Here Eleanor Powell heads the figurative mass blocking of white in the frame, with chorus and giant stage, until she dances backwards adagio tempo towards the dim figure of Fred Astaire, immersed in black, then the image shifts from white, to black, day to night, solo to duet. After the first three minutes of lyrics sung and tapped by Powell and chromatic tonality the number shifts from the giant sets into a dazzling tap duet from the two. It’s a great shame this was the only movie to pair Astaire with Powell.
In creative visual response to Porter's great tune, and the Alfred Newman scoring I think the principle genius behind the staging and imagination for all these amazing production numbers essentially goes to Metro Production Design king, Cedric Gibbons. There's really no credit for choreography, and one suspects the hand of Berkeley if only for the mass chorus, and hallucinatory travelling shots with cross cutting. But the only dance credit recorded is Bobby Connolly.
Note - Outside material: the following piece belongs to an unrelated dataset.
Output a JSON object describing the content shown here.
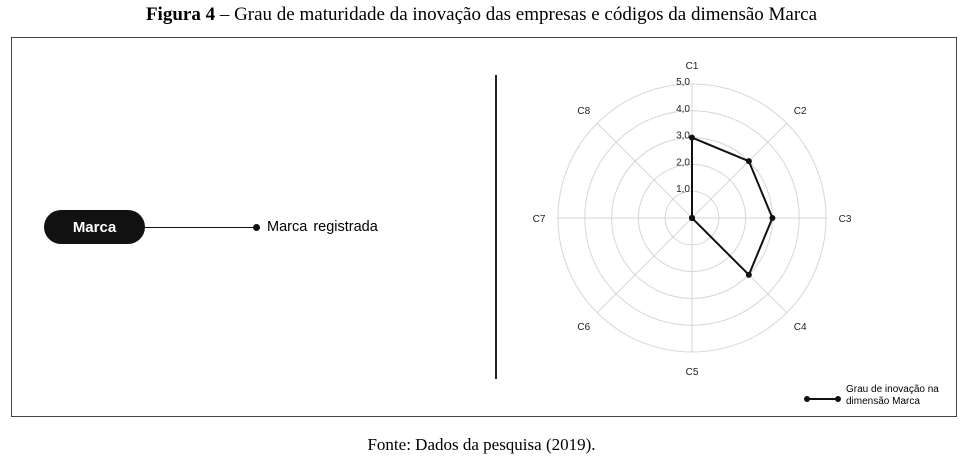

The problem always arises in dissecting who's done what in any picture directed by a Metro hack like Norman Taurog. I suspect some credit for the shape and feel of these dance sequences might go to editor Blanche Sewell, and Adrian for possibly more than gowns, as well as Gibbons’ underling, Edwin Willis.
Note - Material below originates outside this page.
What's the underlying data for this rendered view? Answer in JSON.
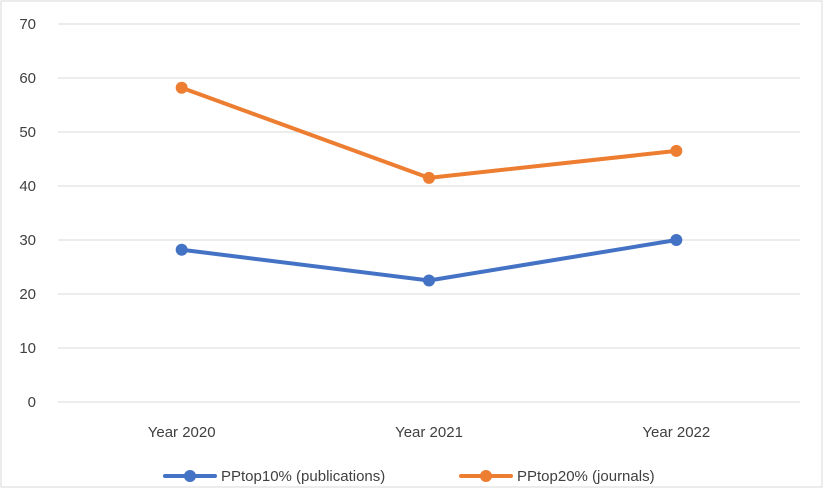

In any case the movie is all about the dances and their flights into delirium with a killer Cole Porter repertoire.
This is the sort of glory you get from an industry in which a nobody (in terms of talent) officially directs the picture but the machinery behind the credits (and sometimes on the credits as it was later with the Freed Unit) delivers these masterpieces. Cocteau surely pinched the mirrors and black/white duality of Orphee from this number which he would only have been able to see after the war and the occupation of course. Watch the second half in which Powell and Astaire riff a long duet including the most subtle "challenge tap" in the history of the musical. She was a flawless dancer on her own and with him she's his equal. Everything she is in worth watching.
The picture has been released from a new 4K scan of some parlous quality elements from Warner Archive Blu-ray. It looks and sounds glorious, once again. Jo Ruttenberg's glistening photography with crane and track is to die for.
CLICK HERE TO WATCH THE FIRST PART of this magnificent sequence.When Powell steps into the blackness with the camera floating up with her, you’re in a Cocteau Dream. Then Astaire comes towards her but it’s his reflection in another wall of mirrors, and he enters the frame from the left! It’s completely dazzling.